Congo-Brazzaville: Justice - Aimé Bininga exhorte les magistrats à élaborer les statistiques judiciaires

Au cours d'une communication le 5 octobre à Brazzaville, le ministre de la Justice et des droits humains, Ange Aimé Wilfried Bininga a invité les magistrats des parquets de Brazzaville à élaborer chaque année les statistiques pour mieux apprécier l'activité judiciaire.

Ces statistiques, a-t-il déclaré, vont aider le gouvernement à orienter son action publique dans le domaine de la justice. C'est une manière, selon lui, de pouvoir contribuer à la modernisation de la justice congolaise comme l'a inscrit le président de la République Denis Sassou N'Guesso dans son programme de gouvernement intitulé : « la Marche vers le développement ».

Les statistiques, a-t-il renchéri, vont permettre non seulement d'évaluer le travail des différents parquets, mais également de suivre le niveau de délinquance de la société congolaise. « Les juges, à travers les statistiques, peuvent identifier les délinquants récidivistes, les crimes les plus récurrents et les parties du pays où l'on trouve plus de bandits ou de criminels. Elles peuvent également aider la police et les ONG œuvrant dans les domaines de lutte contre les crimes et autres infractions », a-t-il expliqué.

Dans le même ordre d'idées, le ministre de la justice et des droits humains a annoncé l'organisation au début de chaque année d'une conférence des chefs des juridictions en vue de faire l'évaluation de ces statistiques.

« Si un magistrat par exemple qui dirige un parquet départemental a reçu deux cents dossiers à traiter au cours d'une année et il n'en a traité que vingt, le ratio nous montre qu'il est paresseux ; donc disqualifié à travailler dans les grandes villes congolaises où les dossiers sont plus nombreux », a précisé Aimé Wilfried Bininga avant d'exhorter les magistrats à bannir les antivaleurs et autres vices.

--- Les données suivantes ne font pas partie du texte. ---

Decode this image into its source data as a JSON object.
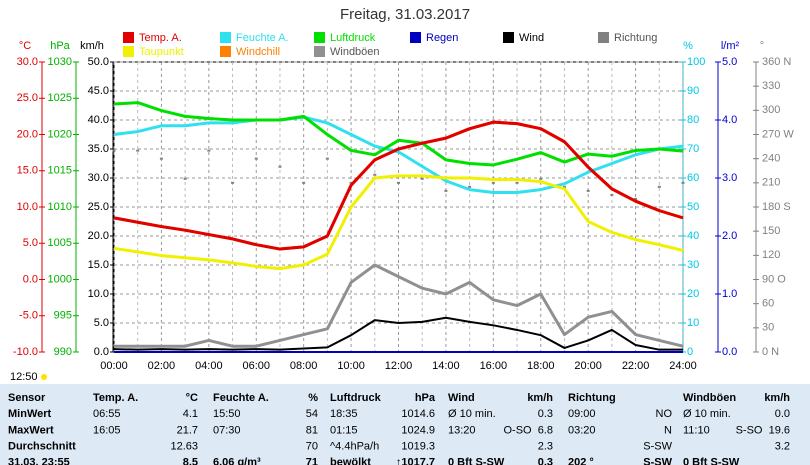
{
  "chart_data": {
    "type": "line",
    "title": "Freitag, 31.03.2017",
    "x": [
      0,
      1,
      2,
      3,
      4,
      5,
      6,
      7,
      8,
      9,
      10,
      11,
      12,
      13,
      14,
      15,
      16,
      17,
      18,
      19,
      20,
      21,
      22,
      23,
      24
    ],
    "xlim": [
      0,
      24
    ],
    "xticks": [
      {
        "value": 0,
        "label": "00:00"
      },
      {
        "value": 2,
        "label": "02:00"
      },
      {
        "value": 4,
        "label": "04:00"
      },
      {
        "value": 6,
        "label": "06:00"
      },
      {
        "value": 8,
        "label": "08:00"
      },
      {
        "value": 10,
        "label": "10:00"
      },
      {
        "value": 12,
        "label": "12:00"
      },
      {
        "value": 14,
        "label": "14:00"
      },
      {
        "value": 16,
        "label": "16:00"
      },
      {
        "value": 18,
        "label": "18:00"
      },
      {
        "value": 20,
        "label": "20:00"
      },
      {
        "value": 22,
        "label": "22:00"
      },
      {
        "value": 24,
        "label": "24:00"
      }
    ],
    "xminor": [
      1,
      3,
      5,
      7,
      9,
      11,
      13,
      15,
      17,
      19,
      21,
      23
    ],
    "grid": true,
    "y_axes": [
      {
        "label": "°C",
        "color": "#e00000",
        "lim": [
          -10,
          30
        ],
        "ticks": [
          {
            "value": 30,
            "label": "30.0"
          },
          {
            "value": 25,
            "label": "25.0"
          },
          {
            "value": 20,
            "label": "20.0"
          },
          {
            "value": 15,
            "label": "15.0"
          },
          {
            "value": 10,
            "label": "10.0"
          },
          {
            "value": 5,
            "label": "5.0"
          },
          {
            "value": 0,
            "label": "0.0"
          },
          {
            "value": -5,
            "label": "-5.0"
          },
          {
            "value": -10,
            "label": "-10.0"
          }
        ]
      },
      {
        "label": "hPa",
        "color": "#00b000",
        "lim": [
          990,
          1030
        ],
        "ticks": [
          1030,
          1025,
          1020,
          1015,
          1010,
          1005,
          1000,
          995,
          990
        ]
      },
      {
        "label": "km/h",
        "color": "#000000",
        "lim": [
          0,
          50
        ],
        "ticks": [
          {
            "value": 50,
            "label": "50.0"
          },
          {
            "value": 45,
            "label": "45.0"
          },
          {
            "value": 40,
            "label": "40.0"
          },
          {
            "value": 35,
            "label": "35.0"
          },
          {
            "value": 30,
            "label": "30.0"
          },
          {
            "value": 25,
            "label": "25.0"
          },
          {
            "value": 20,
            "label": "20.0"
          },
          {
            "value": 15,
            "label": "15.0"
          },
          {
            "value": 10,
            "label": "10.0"
          },
          {
            "value": 5,
            "label": "5.0"
          },
          {
            "value": 0,
            "label": "0.0"
          }
        ]
      },
      {
        "label": "%",
        "color": "#00c8e0",
        "lim": [
          0,
          100
        ],
        "ticks": [
          100,
          90,
          80,
          70,
          60,
          50,
          40,
          30,
          20,
          10,
          0
        ]
      },
      {
        "label": "l/m²",
        "color": "#0000d0",
        "lim": [
          0,
          5
        ],
        "ticks": [
          {
            "value": 5,
            "label": "5.0"
          },
          {
            "value": 4,
            "label": "4.0"
          },
          {
            "value": 3,
            "label": "3.0"
          },
          {
            "value": 2,
            "label": "2.0"
          },
          {
            "value": 1,
            "label": "1.0"
          },
          {
            "value": 0,
            "label": "0.0"
          }
        ]
      },
      {
        "label": "°",
        "color": "#808080",
        "lim": [
          0,
          360
        ],
        "ticks": [
          {
            "value": 360,
            "label": "360 N"
          },
          330,
          300,
          {
            "value": 270,
            "label": "270 W"
          },
          240,
          210,
          {
            "value": 180,
            "label": "180 S"
          },
          150,
          120,
          {
            "value": 90,
            "label": "90 O"
          },
          60,
          30,
          {
            "value": 0,
            "label": "0 N"
          }
        ]
      }
    ],
    "series": [
      {
        "name": "Temp. A.",
        "color": "#e00000",
        "axis": "°C",
        "values": [
          8.5,
          7.9,
          7.3,
          6.8,
          6.2,
          5.6,
          4.8,
          4.2,
          4.5,
          6.0,
          13.0,
          16.5,
          18.0,
          18.8,
          19.5,
          20.8,
          21.7,
          21.5,
          20.8,
          19.0,
          15.5,
          12.5,
          10.8,
          9.5,
          8.5
        ]
      },
      {
        "name": "Feuchte A.",
        "color": "#30e0f0",
        "axis": "%",
        "values": [
          75,
          76,
          78,
          78,
          79,
          79,
          80,
          80,
          81,
          79,
          75,
          71,
          69,
          64,
          59,
          56,
          55,
          55,
          56,
          58,
          62,
          65,
          68,
          70,
          71
        ]
      },
      {
        "name": "Luftdruck",
        "color": "#00e000",
        "axis": "hPa",
        "values": [
          1024.2,
          1024.4,
          1023.3,
          1022.5,
          1022.2,
          1022.0,
          1022.0,
          1022.0,
          1022.5,
          1020.0,
          1017.8,
          1017.2,
          1019.2,
          1018.8,
          1016.5,
          1016.0,
          1015.8,
          1016.6,
          1017.5,
          1016.2,
          1017.3,
          1017.0,
          1017.8,
          1018.0,
          1017.7
        ]
      },
      {
        "name": "Regen",
        "color": "#0000c0",
        "axis": "l/m²",
        "values": [
          0,
          0,
          0,
          0,
          0,
          0,
          0,
          0,
          0,
          0,
          0,
          0,
          0,
          0,
          0,
          0,
          0,
          0,
          0,
          0,
          0,
          0,
          0,
          0,
          0
        ]
      },
      {
        "name": "Wind",
        "color": "#000000",
        "axis": "km/h",
        "values": [
          0.5,
          0.4,
          0.5,
          0.4,
          0.5,
          0.4,
          0.5,
          0.4,
          0.6,
          0.8,
          2.9,
          5.5,
          5.0,
          5.2,
          5.9,
          5.2,
          4.6,
          3.8,
          2.9,
          0.7,
          2.0,
          3.8,
          1.2,
          0.4,
          0.4
        ]
      },
      {
        "name": "Richtung",
        "color": "#808080",
        "axis": "°",
        "type": "scatter",
        "values": [
          250,
          250,
          240,
          215,
          250,
          210,
          240,
          230,
          210,
          240,
          210,
          220,
          210,
          215,
          200,
          205,
          210,
          210,
          215,
          205,
          200,
          195,
          190,
          205,
          210
        ]
      },
      {
        "name": "Taupunkt",
        "color": "#f0f000",
        "axis": "°C",
        "values": [
          4.3,
          3.8,
          3.3,
          3.0,
          2.7,
          2.3,
          1.8,
          1.5,
          2.0,
          3.5,
          10.0,
          14.0,
          14.3,
          14.3,
          14.0,
          14.0,
          13.8,
          13.8,
          13.5,
          12.5,
          8.0,
          6.5,
          5.5,
          4.8,
          4.0
        ]
      },
      {
        "name": "Windchill",
        "color": "#ff8000",
        "axis": "°C",
        "values": [
          8.5,
          7.9,
          7.3,
          6.8,
          6.2,
          5.6,
          4.8,
          4.2,
          4.5,
          6.0,
          13.0,
          16.5,
          18.0,
          18.8,
          19.5,
          20.8,
          21.7,
          21.5,
          20.8,
          19.0,
          15.5,
          12.5,
          10.8,
          9.5,
          8.5
        ]
      },
      {
        "name": "Windböen",
        "color": "#909090",
        "axis": "km/h",
        "values": [
          1,
          1,
          1,
          1,
          2,
          1,
          1,
          2,
          3,
          4,
          12,
          15,
          13,
          11,
          10,
          12,
          9,
          8,
          10,
          3,
          6,
          7,
          3,
          2,
          1
        ]
      }
    ]
  },
  "time_label": "12:50",
  "table": {
    "rows": [
      [
        "Sensor",
        "Temp. A.",
        "°C",
        "Feuchte A.",
        "%",
        "Luftdruck",
        "hPa",
        "Wind",
        "km/h",
        "Richtung",
        null,
        "Windböen",
        "km/h"
      ],
      [
        "MinWert",
        "06:55",
        "4.1",
        "15:50",
        "54",
        "18:35",
        "1014.6",
        "Ø 10 min.",
        "0.3",
        "09:00",
        "NO",
        "Ø 10 min.",
        "0.0"
      ],
      [
        "MaxWert",
        "16:05",
        "21.7",
        "07:30",
        "81",
        "01:15",
        "1024.9",
        "13:20",
        "O-SO  6.8",
        "03:20",
        "N",
        "11:10",
        "S-SO  19.6"
      ],
      [
        "Durchschnitt",
        null,
        "12.63",
        null,
        "70",
        "^4.4hPa/h",
        "1019.3",
        null,
        "2.3",
        null,
        "S-SW",
        null,
        "3.2"
      ],
      [
        "31.03. 23:55",
        null,
        "8.5",
        "6.06 g/m³",
        "71",
        "bewölkt",
        "↑1017.7",
        "0 Bft S-SW",
        "0.3",
        "202 °",
        "S-SW",
        "0 Bft S-SW",
        null
      ]
    ]
  }
}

A propos des vices, le ministre de la justice a attiré l'attention de ses interlocuteurs sur le respect des délais de détention en leur rappelant que le Congo a souscrit aux nombreux instruments juridiques internationaux pertinents dont il a l'obligation d'en respecter les dispositions.

L'orateur a insisté sur l'indépendance de la justice et s'est engagé d'en respecter pour permettre à la machine judiciaire congolaise de mieux fonctionner. Il a rappelé en outre à son auditoire qu'il est reproché aux juridictions congolaises la lenteur dans le traitement des dossiers et la complexité des procédures. Si ces reproches sont avérés, a-t-il ajouté, les juges devraient rectifier le tir.

Le ministre de la justice a appelé le personnel sous tutelle à plus de travail et d'engagement. Il a noté qu'un fonctionnaire ne devrait pas abandonner le poste de service s'il n'est pas encore remplacé ni muté ; sauf en cas de décès. Aimé Wilfried Bininga a affirmé qu'il veillera à ce genre de situation qui constitue des vices qui gangrènent l'administration publique congolaise.

Le procureur général près la Cour suprême, Georges Akiera, qui a délivré le message de tous les parquetiers, a félicité le ministre pour avoir inauguré un espace de communication avec le personnel sous tutelle. Par ailleurs, il a exprimé toute la satisfaction du corps judiciaire suite à la nomination d'Ange Aimé Wilfried Bininga à la tête du ministère de la Justice.